Nineteen sixty-three, the year of the March on Washington and the Rev. Dr. Martin Luther King Jr.'s greatest speech, was as pivotal in American history as 1863, the year of Gettysburg and the Emancipation Proclamation. It is easy, gazing backward, to see that year as a great milestone in an inexorable march toward justice and equality, from Emmett Till to Rosa Parks to Barack Obama.
Easy, but incomplete. That is why it is helpful to pause to remember how difficult the path was, how uncertain, by recalling the terrifying moment that occurred 50 years ago Sunday, not even three weeks after "I Have a Dream." It was the bombing in Birmingham, Ala., of the 16th Street Baptist Church. That act of homegrown terrorism, which killed four young girls, sent a brutal message that the old order had no intention of surrendering and would not go down without bloodshed.
"Carry Me Home," Diane McWhorter's epic history of Birmingham in the civil rights struggle, tells the story in chilling detail — of Klansmen plotting, their ties to the police and the power structure giving them the reasonable expectation of getting away with murder. In fact, the investigation languished and nobody went to jail for more than a decade. The last bomber was convicted in 2002.

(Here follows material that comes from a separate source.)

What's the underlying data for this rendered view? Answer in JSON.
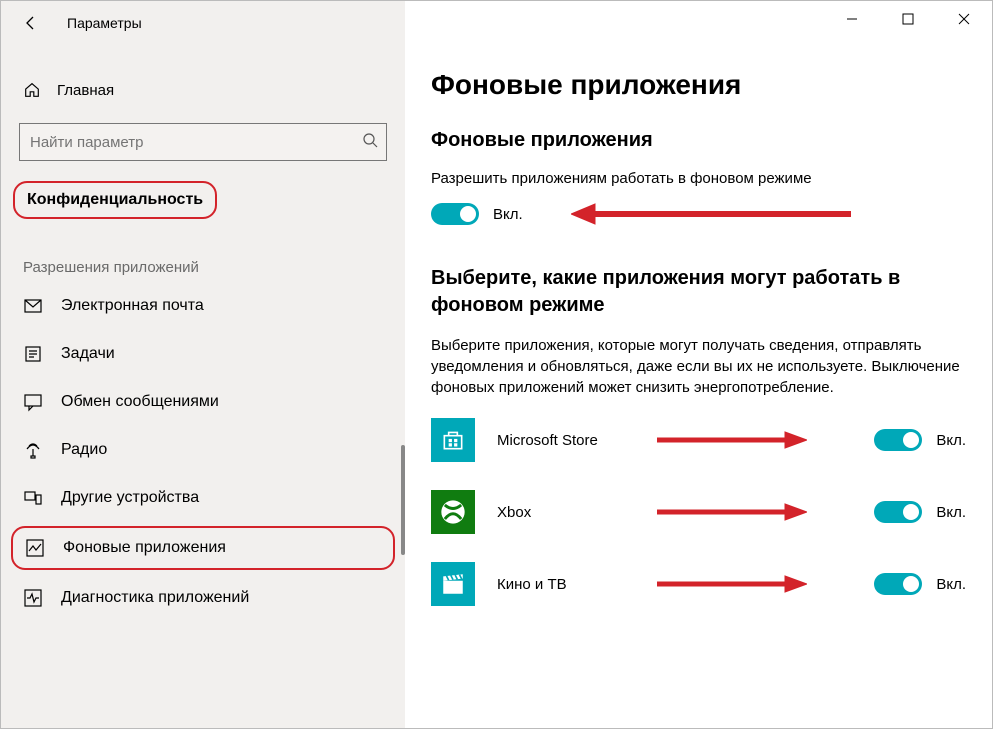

The church today stands as solid as ever, across from a civil rights institute and from Kelly Ingram Park, ground zero for protests and the atrocities of Bull Connor and his dogs and fire hoses. The city has planned a full day of remembrance and prayer on Sunday, along with a food festival and music. The commemorators have every right to blend somber and light as they mark a half-century of progress. But it's worth remembering a point Ms. McWhorter has powerfully made: the civil rights struggle was not simply a victory of good over evil, of the righteous defeating the Klansmen who gave "Bombingham" its bloody reputation. The struggle was good against "normal" — against the segregation that was seen as the natural order of things, buttressed by government, tradition and the law. In this, Dr. King and his allies were the radicals.
The most radical thing was their willful commitment to peace as a weapon for change and as a check on justified rage. The clouds from the dynamite blast had not even cleared when the Rev. John Cross stood before a furious crowd on the church's front steps and said, "We should be forgiving as Christ was forgiving." Then he handed a megaphone to the Rev. Charles Billups, who said: "Go home and pray for the men who did this evil deed. We must have love in our hearts for these men."
Soon afterward, the bodies of Addie Mae Collins, Denise McNair, Carole Robertson and Cynthia Wesley were uncovered in the rubble of what had been the women's washroom. Shrouded in dust, "they looked like old women." Addie Mae, Carole and Cynthia were 14, and Denise was 11.